Asparagus and Peppers with Goat Cheese

 

 

Asparagus is a wonderful vegetable that is low in calories but high in vitamins and minerals. It is high in fiber and has natural diuretic properties, not to mention that it tastes great as well. I love them outside on the grill, but roasting them indoors can also be an excellent choice for a beautiful dish. The blend of flavors in this dish marry for a explosion of flavors.

 

 

2 tablespoons olive oil
1 tablespoon unsalted butter
2 pounds 1/2 inch thick asparagus spears
kosher salt
ground black pepper
1/2 of a lemon
2 medium red bell peppers, seeded and cut to 1/4 inch strips
2 tablespoons chopped fresh mint leaves
4 ounces goat cheese, crumbled

 

 

Heat the oil in a skillet over medium heat until shimmering. Add the peppers and cook, stirring occasionally, 4 to 5 minutes. Transfer peppers to bowl and cover. Clean the skillet with water and dry well.

 

Heat oil and butter in the skillet over medium heat. When butter has melted, add the asparagus to skillet making sure to use tongs to arrange so that as many as possible are in a single layer. Cover and cook until asparagus is bright green and still crisp.
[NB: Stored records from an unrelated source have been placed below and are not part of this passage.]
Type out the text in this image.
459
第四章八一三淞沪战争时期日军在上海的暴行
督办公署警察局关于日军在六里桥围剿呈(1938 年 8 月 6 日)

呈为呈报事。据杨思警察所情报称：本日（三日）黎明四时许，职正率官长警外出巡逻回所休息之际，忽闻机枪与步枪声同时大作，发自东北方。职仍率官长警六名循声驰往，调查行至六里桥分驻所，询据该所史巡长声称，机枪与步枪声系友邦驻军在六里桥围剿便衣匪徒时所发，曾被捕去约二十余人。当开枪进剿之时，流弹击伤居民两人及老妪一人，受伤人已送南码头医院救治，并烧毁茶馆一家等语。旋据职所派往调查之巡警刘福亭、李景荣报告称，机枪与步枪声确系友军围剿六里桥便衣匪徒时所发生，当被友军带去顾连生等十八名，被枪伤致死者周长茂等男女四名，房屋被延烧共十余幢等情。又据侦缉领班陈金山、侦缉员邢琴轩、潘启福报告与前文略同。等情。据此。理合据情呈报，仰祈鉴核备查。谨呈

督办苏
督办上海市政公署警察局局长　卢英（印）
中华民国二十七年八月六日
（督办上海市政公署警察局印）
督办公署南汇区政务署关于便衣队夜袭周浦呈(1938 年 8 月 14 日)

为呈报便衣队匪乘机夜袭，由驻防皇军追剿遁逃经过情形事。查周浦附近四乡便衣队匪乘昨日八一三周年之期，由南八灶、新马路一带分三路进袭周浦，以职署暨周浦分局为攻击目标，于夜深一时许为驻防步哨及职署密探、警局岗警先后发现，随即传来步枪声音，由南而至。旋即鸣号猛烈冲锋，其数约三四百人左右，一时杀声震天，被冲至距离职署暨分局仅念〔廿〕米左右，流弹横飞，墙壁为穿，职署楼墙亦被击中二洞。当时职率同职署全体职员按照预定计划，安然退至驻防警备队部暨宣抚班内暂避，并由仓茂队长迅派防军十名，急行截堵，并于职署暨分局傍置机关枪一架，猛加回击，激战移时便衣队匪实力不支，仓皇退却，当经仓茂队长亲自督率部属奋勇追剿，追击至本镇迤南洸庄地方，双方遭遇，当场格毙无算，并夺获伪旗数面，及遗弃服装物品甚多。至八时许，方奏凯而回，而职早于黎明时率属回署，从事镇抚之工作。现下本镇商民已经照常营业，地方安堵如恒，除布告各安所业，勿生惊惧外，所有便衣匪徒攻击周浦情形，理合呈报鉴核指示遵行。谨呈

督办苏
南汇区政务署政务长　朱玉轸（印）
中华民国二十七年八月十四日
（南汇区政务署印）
This step will take about 3-5 minutes, but be careful not to overcook if you are using a thinner spear. Extremely thin spears should not be used.

 

Uncover and increase heat to high and add salt and pepper. Cook until the spears are tender and well browned along one side, using tongs to occasionally adjust spears for even cooking, 5 to 7 minutes. Transfer asparagus to serving dish, adjust salt and pepper to taste, squeeze lemon over spears and top with the peppers. mint, and goat cheese. Serve immediately.